Join Art Technology New England for the second in our series of informal discussions on art/technology topics. At each event, we’ll start the discussion with a presentation by an expert in the field who’ll provide context and raise provocative questions. Next, with the help of a moderator, we’ll turn the debate over to you. Share your ideas, discover new ones and participate in analytical discourse and artistic cross-pollination.

Alexander Reben

Engineer and artist Alexander Reben

This salon led by Alexander Reben will explore the unbreakable ties between art, technology and humanity. It will also cover some works of art which highlight people’s relationship with technology. The salon will begin with a short presentation followed by discussion questions. The remainder of the salon will be discussions in the group which will naturally lead though many topics.

Free event. Please bring your own refreshments.

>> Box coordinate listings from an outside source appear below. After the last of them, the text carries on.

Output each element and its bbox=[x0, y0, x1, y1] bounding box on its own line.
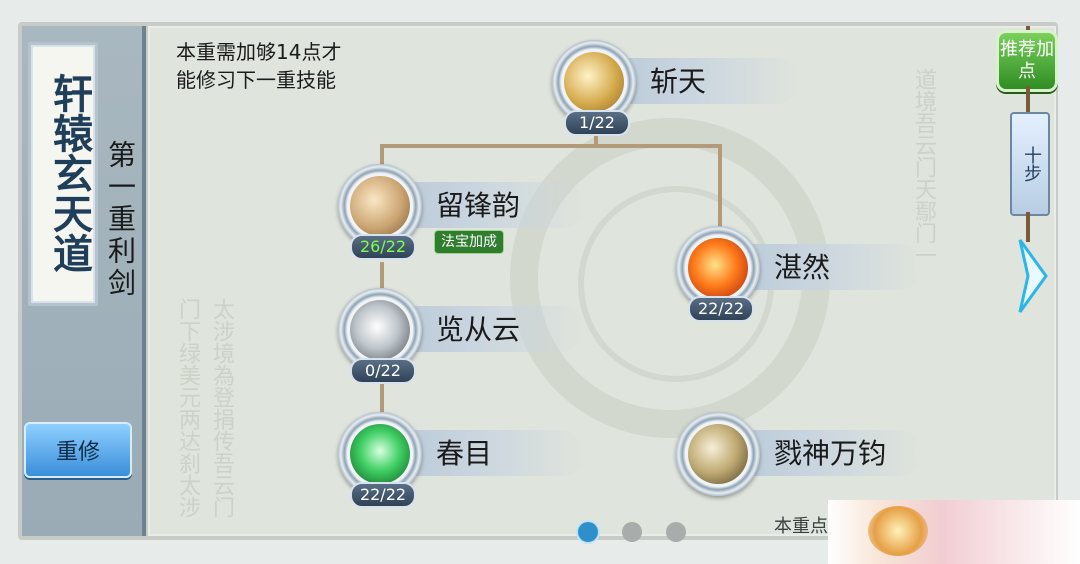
reset-skills-button[interactable]: 重修 bbox=[24, 422, 132, 478]
glow-icon bbox=[868, 506, 928, 556]
skill-level: 22/22 bbox=[350, 482, 416, 508]
tree-connector bbox=[380, 262, 384, 288]
tree-connector bbox=[380, 144, 722, 148]
skill-name: 春目 bbox=[436, 437, 493, 470]
skill-school-title: 轩辕玄天道 bbox=[46, 73, 93, 273]
skill-level: 0/22 bbox=[350, 358, 416, 384]
skill-node-liufengyun[interactable]: 留锋韵 26/22 法宝加成 bbox=[338, 164, 598, 260]
skill-name: 留锋韵 bbox=[436, 189, 521, 222]
blade-wind-icon bbox=[350, 176, 410, 236]
sword-slash-icon bbox=[564, 52, 624, 112]
next-page-arrow-icon[interactable] bbox=[1014, 236, 1050, 316]
page-dot[interactable] bbox=[666, 522, 686, 542]
corner-watermark-overlay bbox=[828, 500, 1080, 564]
skill-node-zhanran[interactable]: 湛然 22/22 bbox=[676, 226, 936, 322]
meditation-figure-icon bbox=[350, 424, 410, 484]
fire-burst-icon bbox=[688, 238, 748, 298]
hanging-cord bbox=[1026, 86, 1030, 112]
skill-node-lushenwanjun[interactable]: 戮神万钧 bbox=[676, 412, 936, 496]
skill-node-chunmu[interactable]: 春目 22/22 bbox=[338, 412, 598, 508]
skill-name: 览从云 bbox=[436, 313, 521, 346]
unlock-hint: 本重需加够14点才 能修习下一重技能 bbox=[176, 38, 416, 94]
skill-node-zhantian[interactable]: 斩天 1/22 bbox=[552, 40, 812, 136]
skill-name: 斩天 bbox=[650, 65, 707, 98]
skill-level: 22/22 bbox=[688, 296, 754, 322]
ten-steps-button[interactable]: 十步 bbox=[1010, 112, 1050, 216]
page-dot[interactable] bbox=[622, 522, 642, 542]
whirlwind-icon bbox=[350, 300, 410, 360]
skill-level: 26/22 bbox=[350, 234, 416, 260]
chapter-title: 第一重利剑 bbox=[104, 140, 137, 300]
unlock-hint-line1: 本重需加够14点才 bbox=[176, 40, 342, 64]
page-dot[interactable] bbox=[578, 522, 598, 542]
recommend-points-button[interactable]: 推荐加点 bbox=[996, 30, 1058, 92]
background-calligraphy-left: 太涉境為登捐传吾云门门下绿美元两达刹太涉 bbox=[175, 298, 234, 518]
heavy-strike-icon bbox=[688, 424, 748, 484]
skill-level: 1/22 bbox=[564, 110, 630, 136]
skill-school-title-scroll: 轩辕玄天道 bbox=[28, 42, 98, 306]
skill-node-lancongyun[interactable]: 览从云 0/22 bbox=[338, 288, 598, 384]
skill-ring[interactable] bbox=[676, 412, 760, 496]
tree-connector bbox=[718, 144, 722, 228]
skill-name: 湛然 bbox=[774, 251, 831, 284]
treasure-bonus-badge: 法宝加成 bbox=[434, 230, 504, 254]
skill-name: 戮神万钧 bbox=[774, 437, 887, 470]
bottom-info-text: 本重点 bbox=[774, 516, 828, 537]
unlock-hint-line2: 能修习下一重技能 bbox=[176, 68, 336, 92]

Space is limited. Please RSVP to Alexander Reben at http://bit.ly/NS0sNJ

When: Wednesday, October 24th, 7:30pm
Where: Boston Cyberarts Gallery
141 Green St.
Jamaica Plain, MA 02130

Alexander is an engineer by day and an artist by night. He has a background in robotics, interaction and tangible design. When not working on robots and novel interfaces, Alex creates and builds kinetic, robotic and interactive art. He is a graduate from the MIT Media Lab and has taught courses at MIT and workshops internationally. Work Alex has done has been shown at Ars Electronica, MIT, Axiom, EYEBEAM, The Whitney Biennial, the RISD Sol Koffer gallery and others. Alex’s investigations into art and science have been published in major proceedings and books. His work has been featured in news outlets such as New Scientist, Fast Company, BBC, CBC, Hack a Day and others. He has spoken at well known venues including TED, ignite, foo camp and several universities.